Kapolri juga menggarisbawahi pentingnya konsistensi jadwal, karena ia memandang peningkatan jumlah peserta dari tahun ke tahun perlu didorong secara nyata oleh jajaran di lapangan. Karena itu, kompetisi mingguan dinilai menjadi cara langsung untuk memperluas basis penggemar dan calon peserta, serta memastikan makin banyak komunitas bisa ikut ambil bagian.

Esports Kapolri Cup 2026 sendiri menjadi contoh bagaimana ekosistem esports dapat dikemas secara lebih inklusif melalui beragam kategori, mulai dari pertandingan Mobile Legends hingga kegiatan pendukung seperti Cosplay Karakter Defile, Influencer Hunt, serta Pokemon and Reborn Trading Card Game.
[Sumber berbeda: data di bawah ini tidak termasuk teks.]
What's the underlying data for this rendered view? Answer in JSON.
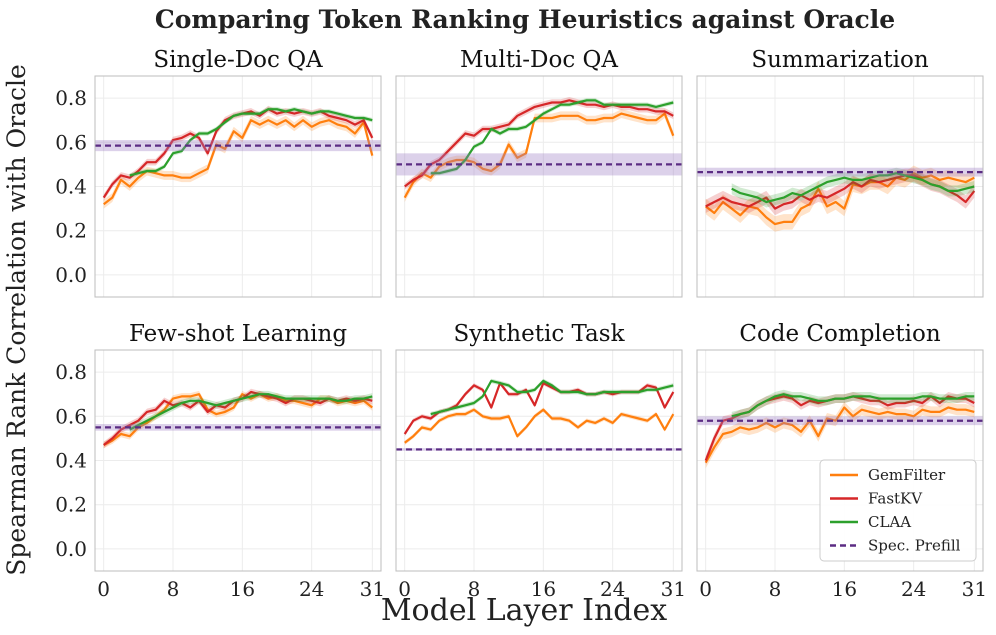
{
  "chart_data": {
    "type": "line",
    "title": "Comparing Token Ranking Heuristics against Oracle",
    "xlabel": "Model Layer Index",
    "ylabel": "Spearman Rank Correlation with Oracle",
    "xlim": [
      -1,
      32
    ],
    "ylim": [
      -0.1,
      0.9
    ],
    "xticks": [
      0,
      8,
      16,
      24,
      31
    ],
    "yticks": [
      0.0,
      0.2,
      0.4,
      0.6,
      0.8
    ],
    "grid": true,
    "legend": {
      "placement": "lower-right (Code Completion panel)",
      "entries": [
        {
          "name": "GemFilter",
          "color": "#ff7f0e",
          "style": "solid"
        },
        {
          "name": "FastKV",
          "color": "#d62728",
          "style": "solid"
        },
        {
          "name": "CLAA",
          "color": "#2ca02c",
          "style": "solid"
        },
        {
          "name": "Spec. Prefill",
          "color": "#5b2c83",
          "style": "dashed"
        }
      ]
    },
    "colors": {
      "GemFilter": "#ff7f0e",
      "FastKV": "#d62728",
      "CLAA": "#2ca02c",
      "Spec. Prefill": "#5b2c83"
    },
    "panels": [
      {
        "title": "Single-Doc QA",
        "series": [
          {
            "name": "GemFilter",
            "x_start": 0,
            "band": 0.02,
            "values": [
              0.32,
              0.35,
              0.43,
              0.4,
              0.44,
              0.47,
              0.46,
              0.45,
              0.45,
              0.44,
              0.44,
              0.46,
              0.48,
              0.59,
              0.57,
              0.65,
              0.62,
              0.7,
              0.68,
              0.7,
              0.68,
              0.7,
              0.67,
              0.7,
              0.67,
              0.69,
              0.7,
              0.68,
              0.67,
              0.64,
              0.69,
              0.54
            ]
          },
          {
            "name": "FastKV",
            "x_start": 0,
            "band": 0.015,
            "values": [
              0.35,
              0.41,
              0.45,
              0.44,
              0.47,
              0.51,
              0.51,
              0.55,
              0.61,
              0.62,
              0.64,
              0.62,
              0.55,
              0.65,
              0.7,
              0.72,
              0.73,
              0.74,
              0.72,
              0.75,
              0.73,
              0.74,
              0.73,
              0.74,
              0.73,
              0.74,
              0.72,
              0.71,
              0.7,
              0.68,
              0.7,
              0.62
            ]
          },
          {
            "name": "CLAA",
            "x_start": 3,
            "band": 0.01,
            "values": [
              0.45,
              0.46,
              0.47,
              0.47,
              0.49,
              0.55,
              0.56,
              0.61,
              0.64,
              0.64,
              0.66,
              0.69,
              0.72,
              0.73,
              0.73,
              0.73,
              0.75,
              0.75,
              0.74,
              0.75,
              0.74,
              0.73,
              0.74,
              0.74,
              0.73,
              0.72,
              0.71,
              0.71,
              0.7
            ]
          },
          {
            "name": "Spec. Prefill",
            "value": 0.585,
            "band": 0.025
          }
        ]
      },
      {
        "title": "Multi-Doc QA",
        "series": [
          {
            "name": "GemFilter",
            "x_start": 0,
            "band": 0.02,
            "values": [
              0.35,
              0.42,
              0.46,
              0.44,
              0.49,
              0.51,
              0.52,
              0.52,
              0.51,
              0.48,
              0.47,
              0.5,
              0.59,
              0.53,
              0.55,
              0.71,
              0.71,
              0.71,
              0.72,
              0.72,
              0.72,
              0.7,
              0.7,
              0.71,
              0.71,
              0.73,
              0.72,
              0.71,
              0.7,
              0.7,
              0.73,
              0.63
            ]
          },
          {
            "name": "FastKV",
            "x_start": 0,
            "band": 0.015,
            "values": [
              0.4,
              0.43,
              0.45,
              0.5,
              0.52,
              0.56,
              0.6,
              0.64,
              0.63,
              0.66,
              0.66,
              0.67,
              0.68,
              0.72,
              0.74,
              0.76,
              0.77,
              0.78,
              0.78,
              0.79,
              0.78,
              0.77,
              0.77,
              0.76,
              0.77,
              0.76,
              0.76,
              0.75,
              0.75,
              0.74,
              0.74,
              0.72
            ]
          },
          {
            "name": "CLAA",
            "x_start": 3,
            "band": 0.01,
            "values": [
              0.46,
              0.46,
              0.47,
              0.48,
              0.52,
              0.58,
              0.6,
              0.66,
              0.64,
              0.66,
              0.66,
              0.67,
              0.7,
              0.73,
              0.75,
              0.77,
              0.77,
              0.78,
              0.79,
              0.79,
              0.77,
              0.77,
              0.77,
              0.77,
              0.77,
              0.77,
              0.76,
              0.77,
              0.78
            ]
          },
          {
            "name": "Spec. Prefill",
            "value": 0.5,
            "band": 0.05
          }
        ]
      },
      {
        "title": "Summarization",
        "series": [
          {
            "name": "GemFilter",
            "x_start": 0,
            "band": 0.035,
            "values": [
              0.31,
              0.28,
              0.33,
              0.3,
              0.27,
              0.31,
              0.3,
              0.26,
              0.23,
              0.24,
              0.24,
              0.3,
              0.32,
              0.39,
              0.31,
              0.33,
              0.3,
              0.41,
              0.4,
              0.42,
              0.42,
              0.4,
              0.44,
              0.43,
              0.46,
              0.44,
              0.45,
              0.43,
              0.44,
              0.43,
              0.42,
              0.44
            ]
          },
          {
            "name": "FastKV",
            "x_start": 0,
            "band": 0.03,
            "values": [
              0.31,
              0.33,
              0.35,
              0.33,
              0.32,
              0.31,
              0.33,
              0.35,
              0.3,
              0.32,
              0.33,
              0.36,
              0.34,
              0.36,
              0.35,
              0.37,
              0.39,
              0.42,
              0.4,
              0.43,
              0.42,
              0.43,
              0.44,
              0.45,
              0.45,
              0.43,
              0.41,
              0.4,
              0.38,
              0.36,
              0.33,
              0.38
            ]
          },
          {
            "name": "CLAA",
            "x_start": 3,
            "band": 0.025,
            "values": [
              0.39,
              0.37,
              0.36,
              0.35,
              0.33,
              0.34,
              0.35,
              0.37,
              0.36,
              0.38,
              0.4,
              0.42,
              0.43,
              0.44,
              0.43,
              0.43,
              0.44,
              0.45,
              0.45,
              0.46,
              0.45,
              0.44,
              0.43,
              0.41,
              0.4,
              0.38,
              0.38,
              0.39,
              0.4
            ]
          },
          {
            "name": "Spec. Prefill",
            "value": 0.465,
            "band": 0.02
          }
        ]
      },
      {
        "title": "Few-shot Learning",
        "series": [
          {
            "name": "GemFilter",
            "x_start": 0,
            "band": 0.015,
            "values": [
              0.47,
              0.49,
              0.52,
              0.51,
              0.55,
              0.57,
              0.6,
              0.63,
              0.68,
              0.69,
              0.69,
              0.7,
              0.63,
              0.61,
              0.62,
              0.64,
              0.7,
              0.68,
              0.7,
              0.68,
              0.69,
              0.67,
              0.67,
              0.66,
              0.65,
              0.68,
              0.68,
              0.66,
              0.67,
              0.66,
              0.67,
              0.64
            ]
          },
          {
            "name": "FastKV",
            "x_start": 0,
            "band": 0.015,
            "values": [
              0.47,
              0.5,
              0.54,
              0.56,
              0.58,
              0.62,
              0.63,
              0.67,
              0.65,
              0.66,
              0.64,
              0.67,
              0.62,
              0.65,
              0.64,
              0.67,
              0.68,
              0.71,
              0.7,
              0.69,
              0.68,
              0.66,
              0.68,
              0.68,
              0.67,
              0.66,
              0.68,
              0.67,
              0.68,
              0.67,
              0.68,
              0.67
            ]
          },
          {
            "name": "CLAA",
            "x_start": 3,
            "band": 0.015,
            "values": [
              0.54,
              0.56,
              0.58,
              0.6,
              0.62,
              0.64,
              0.66,
              0.67,
              0.67,
              0.66,
              0.65,
              0.66,
              0.67,
              0.68,
              0.69,
              0.7,
              0.7,
              0.69,
              0.68,
              0.68,
              0.68,
              0.68,
              0.68,
              0.68,
              0.67,
              0.67,
              0.68,
              0.68,
              0.69
            ]
          },
          {
            "name": "Spec. Prefill",
            "value": 0.55,
            "band": 0.015
          }
        ]
      },
      {
        "title": "Synthetic Task",
        "series": [
          {
            "name": "GemFilter",
            "x_start": 0,
            "band": 0.01,
            "values": [
              0.48,
              0.51,
              0.55,
              0.54,
              0.58,
              0.6,
              0.61,
              0.61,
              0.63,
              0.6,
              0.59,
              0.59,
              0.6,
              0.51,
              0.55,
              0.6,
              0.63,
              0.59,
              0.59,
              0.58,
              0.55,
              0.58,
              0.57,
              0.59,
              0.57,
              0.61,
              0.6,
              0.59,
              0.58,
              0.61,
              0.54,
              0.61
            ]
          },
          {
            "name": "FastKV",
            "x_start": 0,
            "band": 0.01,
            "values": [
              0.52,
              0.58,
              0.6,
              0.59,
              0.62,
              0.63,
              0.65,
              0.7,
              0.74,
              0.72,
              0.64,
              0.75,
              0.7,
              0.7,
              0.72,
              0.65,
              0.75,
              0.73,
              0.71,
              0.71,
              0.72,
              0.7,
              0.7,
              0.71,
              0.7,
              0.71,
              0.71,
              0.71,
              0.74,
              0.73,
              0.64,
              0.71
            ]
          },
          {
            "name": "CLAA",
            "x_start": 3,
            "band": 0.01,
            "values": [
              0.61,
              0.62,
              0.63,
              0.64,
              0.65,
              0.66,
              0.69,
              0.76,
              0.75,
              0.74,
              0.71,
              0.71,
              0.72,
              0.76,
              0.74,
              0.71,
              0.71,
              0.71,
              0.7,
              0.7,
              0.71,
              0.71,
              0.71,
              0.71,
              0.71,
              0.72,
              0.72,
              0.73,
              0.74
            ]
          },
          {
            "name": "Spec. Prefill",
            "value": 0.45,
            "band": 0.006
          }
        ]
      },
      {
        "title": "Code Completion",
        "series": [
          {
            "name": "GemFilter",
            "x_start": 0,
            "band": 0.025,
            "values": [
              0.39,
              0.46,
              0.52,
              0.53,
              0.55,
              0.54,
              0.55,
              0.57,
              0.55,
              0.57,
              0.56,
              0.53,
              0.58,
              0.51,
              0.59,
              0.58,
              0.64,
              0.6,
              0.63,
              0.62,
              0.61,
              0.62,
              0.61,
              0.61,
              0.6,
              0.63,
              0.62,
              0.62,
              0.64,
              0.63,
              0.63,
              0.62
            ]
          },
          {
            "name": "FastKV",
            "x_start": 0,
            "band": 0.02,
            "values": [
              0.4,
              0.5,
              0.58,
              0.59,
              0.61,
              0.62,
              0.65,
              0.67,
              0.68,
              0.69,
              0.68,
              0.65,
              0.67,
              0.66,
              0.67,
              0.68,
              0.68,
              0.69,
              0.68,
              0.67,
              0.67,
              0.65,
              0.66,
              0.66,
              0.67,
              0.66,
              0.69,
              0.66,
              0.69,
              0.68,
              0.68,
              0.66
            ]
          },
          {
            "name": "CLAA",
            "x_start": 3,
            "band": 0.02,
            "values": [
              0.6,
              0.61,
              0.62,
              0.65,
              0.67,
              0.69,
              0.7,
              0.69,
              0.69,
              0.68,
              0.67,
              0.67,
              0.68,
              0.68,
              0.69,
              0.69,
              0.69,
              0.68,
              0.68,
              0.68,
              0.68,
              0.68,
              0.69,
              0.69,
              0.68,
              0.68,
              0.68,
              0.69,
              0.69
            ]
          },
          {
            "name": "Spec. Prefill",
            "value": 0.58,
            "band": 0.02
          }
        ]
      }
    ]
  }
}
Ragam format itu diharapkan membuat minat anak muda tidak hanya tertuju pada satu jenis lomba, tetapi juga pada aktivitas pendamping yang melibatkan komunitas.

Diharapkan, ketika kompetisi terus digelar dari Polsek, Polres, hingga Polda, respons masyarakat dapat terukur dan bakat baru lebih cepat terlihat. Langkah berkelanjutan ini turut memperkuat pembinaan di tingkat lokal, sehingga kesempatan untuk berkembang bagi talenta muda menjadi lebih luas dan merata.